„Ja“, sagt die EU-Wettbewerbskommissarin, sie würde Fiona Scott Morton „zu hundert Prozent“ vertrauen. Sonst hätte sie dem Kommissionskollegium die US-Amerikanerin nicht als künftige Chefökonomin für die Generaldirektion Wettbewerb vorgeschlagen. Ob Margrethe Vestager die Bedenken im EP gegen ihre Entscheidung abbauen konnte, ist fraglich, denn es bleiben Unklarheiten.
Fiona Scott Morton ist eine hoch angesehene Wirtschaftsprofessorin, lehrt an der US-Eliteuniversität Yale und hat unter anderem die Obama-Regierung in Sachen Wettbewerbsrecht beraten. Ihre Kompetenz haben die EP-Abgeordneten bei der Anhörung der EU-Kommissarin am Dienstag auch nicht in Abrede gestellt. Im Gegenteil. Allerdings hat Scott Morton auch für Internetriesen wie Apple und Amazon als Beraterin gearbeitet, und das könnte zum Problem werden. Denn zu ihrem Aufgabenbereich soll neben der EU-Verordnung zur Kontrolle drittstaatlicher Subventionen auch die Umsetzung des Gesetzes über Digitale Märkte zählen, mit dem die EU die großen Tech-Unternehmen auf dem europäischen Markt zügeln will, um Fairness und Wettbewerb sicherzustellen. Die EU-Parlamentarier, und wohl nicht nur sie, haben hier einen klaren Interessenskonflikt ausgemacht.
Doch nebenbei spielt auch die Staatsangehörigkeit der berufenen Chefvolkswirtin, die im September ihre Arbeit in Brüssel aufnehmen soll, eine Rolle. Es sei eine Ausnahme gemacht worden, da es sich bei der Kandidatin für den hohen Kommissionsposten nicht um eine EU-Bürgerin handele, gestand Vestager. Neben Scott Morton seien drei EU-Kandidaten in der engeren Wahl gewesen. Ihr sei einer der drei sowie die US-Bürgerin zur endgültigen Auswahl vorgestellt worden, so die Kommissarin.

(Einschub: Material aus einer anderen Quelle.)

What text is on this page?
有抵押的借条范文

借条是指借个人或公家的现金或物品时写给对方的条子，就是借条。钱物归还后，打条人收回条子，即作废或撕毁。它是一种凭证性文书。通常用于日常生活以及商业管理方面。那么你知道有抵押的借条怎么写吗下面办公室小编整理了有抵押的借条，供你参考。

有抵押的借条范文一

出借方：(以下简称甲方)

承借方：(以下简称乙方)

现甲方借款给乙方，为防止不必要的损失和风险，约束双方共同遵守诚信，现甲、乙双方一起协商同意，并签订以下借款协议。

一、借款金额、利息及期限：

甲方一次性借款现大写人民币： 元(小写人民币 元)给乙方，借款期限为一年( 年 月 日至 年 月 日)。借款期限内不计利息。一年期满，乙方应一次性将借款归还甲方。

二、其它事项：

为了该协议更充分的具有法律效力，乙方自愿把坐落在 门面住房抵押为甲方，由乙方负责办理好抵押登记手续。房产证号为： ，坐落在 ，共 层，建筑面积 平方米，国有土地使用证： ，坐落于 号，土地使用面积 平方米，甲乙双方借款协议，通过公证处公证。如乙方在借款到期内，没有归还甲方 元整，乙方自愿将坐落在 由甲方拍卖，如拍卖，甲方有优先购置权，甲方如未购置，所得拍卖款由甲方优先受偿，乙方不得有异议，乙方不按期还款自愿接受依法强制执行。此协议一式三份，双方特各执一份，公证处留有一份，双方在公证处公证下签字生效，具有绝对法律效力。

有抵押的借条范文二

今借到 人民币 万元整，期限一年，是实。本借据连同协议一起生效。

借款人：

Im März sei zudem festgelegt worden, dass der Posten für alle Nationalitäten offen sein soll.
Interessenskonflikt
Die EU-Wettbewerbskommissarin verteidigte ihre Kandidatin und wies darauf hin, dass sich Fiona Scott Morton bisher für eine starke Rechtsdurchsetzung und Regulierung des Tech-Bereichs eingesetzt habe. Sie habe die bestmögliche Person für den Posten gewollt, weshalb auch bei der Staatsangehörigkeit eine Ausnahme gemacht worden sei.
Zu dem größten Kritikpunkt versicherte Vestager, dass es keinen Interessenskonflikt mit den Big-Tech-Firmen gebe. Fiona Scott Morton habe zudem „keine Entscheidungsgewalt“, sondern sei nur beratend tätig. Allerdings konnte die EU-Kommissarin nicht abschließend erklären, mit welchen Arbeitsbereichen die künftige Chefökonomin aufgrund früherer beruflicher Tätigkeiten und eines eventuellen Interessenskonfliktes nicht betraut werden kann. Zum einen sei eine entsprechende Liste noch in der Ausarbeitung. Womit sich die EU-Kommissarin den Vorwurf einfing, das hätte vor der Einstellung geklärt werden müssen. Zum anderen meinte Vestager, dass sie das vor den EU-Parlamentariern nicht zur Gänze offen legen könne.
Am Dienstag äußerte sich selbst der französische Präsident Emmanuel Macron zur Berufung der US-Amerikanerin und meldete am Rande des EU-Lateinamerika-Gipfels Zweifel an der Eignung von Fiona Scott Morton an. Vor allem von französischen Politikern kommt viel Kritik an der Nominierung, wobei unter anderem eine Nichtvereinbarkeit mit dem Streben nach „strategischer Autonomie“ der Europäer ins Feld geführt wird. Die liberale EP-Abgeordnete Stéphanie Yon-Courtin fragte bei der Anhörung, ob die EU nun auch russische Experten rekrutiere, um die Abhängigkeit von Gas zu beenden.